The centers provide space and resources for retirees who want to meet new people or connect with old friends, travel to cultural events near and far, or learn something new.
The coffee pot is always on, the Wi-Fi connected, the staff ready to listen to what people would like their particular center to offer.
Spectrum Generations makes a “fabulous contribution” toward camaraderie among older adults, says George Van Deventer, 74, an accomplished Maine poet who teaches poetry at the Coastal Community Center and has had students in their thirties as well as seventies in his class. “They offer a great variety of things to do.”
“It’s all about creating that sense of community,” says Marianne Pinkham, the center coordinator in Damariscotta. “And it’s for all generations, getting them together so they can rub shoulders. People learn from each other.”

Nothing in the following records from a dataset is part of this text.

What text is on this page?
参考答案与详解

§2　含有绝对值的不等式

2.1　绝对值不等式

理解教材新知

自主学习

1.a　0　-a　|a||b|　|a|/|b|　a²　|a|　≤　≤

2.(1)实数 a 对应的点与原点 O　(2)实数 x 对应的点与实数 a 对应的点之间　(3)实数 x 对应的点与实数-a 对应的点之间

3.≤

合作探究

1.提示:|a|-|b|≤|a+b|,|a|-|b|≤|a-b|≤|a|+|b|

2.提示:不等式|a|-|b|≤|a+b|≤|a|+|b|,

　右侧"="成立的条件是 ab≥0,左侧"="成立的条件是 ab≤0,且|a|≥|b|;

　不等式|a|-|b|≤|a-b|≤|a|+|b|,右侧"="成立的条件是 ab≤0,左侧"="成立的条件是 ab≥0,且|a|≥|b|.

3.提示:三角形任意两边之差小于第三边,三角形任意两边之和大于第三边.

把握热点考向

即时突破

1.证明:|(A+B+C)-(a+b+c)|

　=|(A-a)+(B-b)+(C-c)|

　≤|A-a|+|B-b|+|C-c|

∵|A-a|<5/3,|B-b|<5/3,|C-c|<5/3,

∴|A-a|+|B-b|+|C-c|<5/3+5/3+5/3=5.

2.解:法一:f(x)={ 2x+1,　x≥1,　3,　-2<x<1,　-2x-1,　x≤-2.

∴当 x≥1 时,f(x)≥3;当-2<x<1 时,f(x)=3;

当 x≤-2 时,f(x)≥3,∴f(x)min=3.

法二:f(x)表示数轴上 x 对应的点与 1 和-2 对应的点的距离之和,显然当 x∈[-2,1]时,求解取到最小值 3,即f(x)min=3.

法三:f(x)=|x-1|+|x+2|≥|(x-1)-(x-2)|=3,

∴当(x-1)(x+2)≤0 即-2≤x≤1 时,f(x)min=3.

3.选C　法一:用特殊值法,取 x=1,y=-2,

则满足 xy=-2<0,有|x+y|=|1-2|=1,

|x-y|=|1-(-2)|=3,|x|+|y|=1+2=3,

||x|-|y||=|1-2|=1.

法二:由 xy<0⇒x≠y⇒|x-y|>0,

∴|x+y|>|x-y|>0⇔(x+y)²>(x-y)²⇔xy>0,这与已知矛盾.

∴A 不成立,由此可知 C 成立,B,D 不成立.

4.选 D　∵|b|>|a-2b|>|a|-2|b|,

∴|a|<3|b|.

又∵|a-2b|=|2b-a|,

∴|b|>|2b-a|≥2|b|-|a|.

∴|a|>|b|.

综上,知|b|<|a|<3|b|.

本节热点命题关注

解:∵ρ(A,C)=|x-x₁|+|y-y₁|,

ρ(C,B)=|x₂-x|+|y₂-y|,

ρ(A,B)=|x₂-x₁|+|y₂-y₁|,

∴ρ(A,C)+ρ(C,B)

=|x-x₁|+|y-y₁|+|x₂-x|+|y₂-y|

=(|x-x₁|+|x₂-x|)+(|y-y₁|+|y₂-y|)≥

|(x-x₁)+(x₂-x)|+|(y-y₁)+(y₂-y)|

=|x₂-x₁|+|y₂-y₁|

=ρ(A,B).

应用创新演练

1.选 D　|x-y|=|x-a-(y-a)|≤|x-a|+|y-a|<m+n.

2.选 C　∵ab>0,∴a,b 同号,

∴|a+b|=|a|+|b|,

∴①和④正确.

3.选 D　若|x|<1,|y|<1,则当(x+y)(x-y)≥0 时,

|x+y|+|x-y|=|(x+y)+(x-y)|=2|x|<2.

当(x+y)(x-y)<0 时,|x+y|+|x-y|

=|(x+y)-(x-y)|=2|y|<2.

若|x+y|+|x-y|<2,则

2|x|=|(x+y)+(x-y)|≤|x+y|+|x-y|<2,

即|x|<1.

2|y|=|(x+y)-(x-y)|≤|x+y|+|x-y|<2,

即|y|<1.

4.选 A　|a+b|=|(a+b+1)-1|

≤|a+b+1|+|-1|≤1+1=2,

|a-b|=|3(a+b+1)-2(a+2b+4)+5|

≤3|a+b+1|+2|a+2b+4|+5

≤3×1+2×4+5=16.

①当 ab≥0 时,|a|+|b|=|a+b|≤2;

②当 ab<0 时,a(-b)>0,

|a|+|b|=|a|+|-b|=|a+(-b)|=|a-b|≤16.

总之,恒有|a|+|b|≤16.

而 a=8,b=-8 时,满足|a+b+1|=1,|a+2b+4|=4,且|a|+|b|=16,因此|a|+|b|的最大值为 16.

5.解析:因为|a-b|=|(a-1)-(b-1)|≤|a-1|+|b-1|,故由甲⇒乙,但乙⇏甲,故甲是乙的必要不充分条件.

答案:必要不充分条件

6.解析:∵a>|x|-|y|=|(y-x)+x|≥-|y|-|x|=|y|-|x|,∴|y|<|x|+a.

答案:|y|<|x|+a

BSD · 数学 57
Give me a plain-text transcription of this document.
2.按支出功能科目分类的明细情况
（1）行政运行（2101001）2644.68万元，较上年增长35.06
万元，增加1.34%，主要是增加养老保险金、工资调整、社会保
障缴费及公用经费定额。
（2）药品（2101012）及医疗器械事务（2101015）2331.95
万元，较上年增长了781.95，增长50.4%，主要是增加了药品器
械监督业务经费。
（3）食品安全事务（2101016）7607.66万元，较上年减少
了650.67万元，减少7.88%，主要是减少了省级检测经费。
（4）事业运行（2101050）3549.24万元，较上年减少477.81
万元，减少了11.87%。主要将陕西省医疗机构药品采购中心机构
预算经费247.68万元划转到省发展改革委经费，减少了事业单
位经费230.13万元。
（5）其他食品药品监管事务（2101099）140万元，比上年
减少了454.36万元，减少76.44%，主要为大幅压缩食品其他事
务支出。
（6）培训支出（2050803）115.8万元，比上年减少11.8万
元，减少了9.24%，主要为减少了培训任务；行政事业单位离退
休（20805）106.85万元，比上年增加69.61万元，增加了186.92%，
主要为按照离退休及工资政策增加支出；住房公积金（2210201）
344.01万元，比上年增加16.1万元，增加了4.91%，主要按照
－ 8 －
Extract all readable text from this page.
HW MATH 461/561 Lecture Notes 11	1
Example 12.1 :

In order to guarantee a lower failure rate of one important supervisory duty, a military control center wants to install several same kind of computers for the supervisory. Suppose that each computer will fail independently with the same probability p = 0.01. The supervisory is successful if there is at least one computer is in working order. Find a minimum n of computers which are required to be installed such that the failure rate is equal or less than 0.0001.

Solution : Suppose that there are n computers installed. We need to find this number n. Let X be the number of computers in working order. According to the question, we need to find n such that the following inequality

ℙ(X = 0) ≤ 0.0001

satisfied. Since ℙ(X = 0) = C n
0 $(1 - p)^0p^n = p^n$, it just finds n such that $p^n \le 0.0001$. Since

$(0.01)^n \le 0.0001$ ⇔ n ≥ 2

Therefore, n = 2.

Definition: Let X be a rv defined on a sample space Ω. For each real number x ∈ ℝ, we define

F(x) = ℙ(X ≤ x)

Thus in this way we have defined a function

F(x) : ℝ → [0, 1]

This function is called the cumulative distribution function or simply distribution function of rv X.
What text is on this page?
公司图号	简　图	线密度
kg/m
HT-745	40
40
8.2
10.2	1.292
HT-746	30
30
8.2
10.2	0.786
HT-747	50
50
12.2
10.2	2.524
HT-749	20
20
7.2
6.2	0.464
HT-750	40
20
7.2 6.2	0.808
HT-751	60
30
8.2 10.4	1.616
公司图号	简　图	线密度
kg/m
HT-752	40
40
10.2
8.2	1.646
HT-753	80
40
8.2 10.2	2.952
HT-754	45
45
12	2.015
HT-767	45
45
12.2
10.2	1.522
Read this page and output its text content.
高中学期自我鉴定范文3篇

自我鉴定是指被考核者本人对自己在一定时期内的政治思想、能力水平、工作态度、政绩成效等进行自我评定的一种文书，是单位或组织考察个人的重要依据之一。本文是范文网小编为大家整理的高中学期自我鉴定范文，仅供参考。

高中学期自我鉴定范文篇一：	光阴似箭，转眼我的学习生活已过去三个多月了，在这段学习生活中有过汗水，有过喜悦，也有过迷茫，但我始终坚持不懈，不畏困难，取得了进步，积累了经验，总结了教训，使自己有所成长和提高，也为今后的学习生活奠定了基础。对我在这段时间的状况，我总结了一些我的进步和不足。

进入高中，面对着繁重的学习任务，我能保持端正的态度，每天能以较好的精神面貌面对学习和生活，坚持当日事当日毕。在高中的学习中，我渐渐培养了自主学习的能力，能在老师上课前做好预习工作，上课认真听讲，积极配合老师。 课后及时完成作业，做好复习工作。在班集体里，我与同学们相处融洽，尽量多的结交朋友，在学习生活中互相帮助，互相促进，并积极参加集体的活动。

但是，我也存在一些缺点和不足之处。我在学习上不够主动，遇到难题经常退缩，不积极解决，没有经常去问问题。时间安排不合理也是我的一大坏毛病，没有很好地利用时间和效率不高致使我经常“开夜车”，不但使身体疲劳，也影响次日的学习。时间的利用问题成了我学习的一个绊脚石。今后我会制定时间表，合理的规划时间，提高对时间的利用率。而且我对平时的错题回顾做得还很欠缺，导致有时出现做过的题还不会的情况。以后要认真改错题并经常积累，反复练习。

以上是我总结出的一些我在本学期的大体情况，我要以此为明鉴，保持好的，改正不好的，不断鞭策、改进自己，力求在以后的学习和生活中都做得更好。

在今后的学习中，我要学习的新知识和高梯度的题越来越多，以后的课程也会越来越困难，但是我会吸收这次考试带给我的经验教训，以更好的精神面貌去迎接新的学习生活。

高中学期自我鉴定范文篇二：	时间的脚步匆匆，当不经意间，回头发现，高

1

The centers are anything but cookie-cutter. Each takes on the flavor of its community, says Debra Silva, vice president of Public Education and Center Operations. “In our Rockland center, art has really taken off. In another center, it might be fitness.”
The William S. Cohen Community Center in Hallowell, located off I-95 near Augusta, is a case in point. Whereas the Coastal Community Center reminds one of a comfortable house with several rooms, this facility, 11,000 square feet and built in 1996, resembles a boutique hotel. And with a professional chef, commercial kitchen, and separate catering business that supports agency operations, Cohen is food central.
People of all ages come here especially to dine. And why not? With no advance sign-up required and a suggested donation of four dollars if you’re sixty or over (five dollars for everyone else) for a three-course meal that includes salad, entrée, and dessert every weekday, lunch draws people from a fifty-mile radius.
The dining room is spacious and light, with a cathedral ceiling and a wall of windows overlooking meadow and marsh. Comfortable chairs pull up to wood tables set with cloths and silverware. The dining room seats seventy; overflow is seated in a room added on last year. When these thirty-two seats fill up, lunch extends into the equally attractive boardroom.
Because of the facility’s size and configuration, it can play host to large events, such as the monthly Swingtime Dance and Dinner, a semi-formal affair timed so that you can travel home before dark. It always sells out.
The Cohen center provides a glimpse at another essential element of the program — volunteering and outreach. Here, Meals on Wheels are prepared in a commercial kitchen, with the help of volunteers, for residents of a broad area covering southern Kennebec and Lincoln counties and the southern midcoast. The center produces four hundred to six hundred hot meals every weekday.
The lunches the organization provides — whether delivered to a homebound individual or served buffet style at Cohen to all visitors, regardless of age or income — not only ensure partakers a nutritious meal once a day but also help combat the isolation that many may feel if they live alone or outside of a neighborhood. The range of activities offered at all the community centers has the same effect, as well as provides older adults and families a chance to enrich their lives.
“Keeping people at home as long as possible and engaged in their community as long as possible — everything about Spectrum Generations revolves around that core,” says Dott Freeman, the organization’s director of development.
Ben Thompson, a regular at the Damariscotta location as program participant and volunteer extraordinaire (he delivers meals, answers the phone, and fills up deflated exercise balls with his air compressor, among other things), puts it this way: “If it weren’t for these centers, I’d be a couch potato.”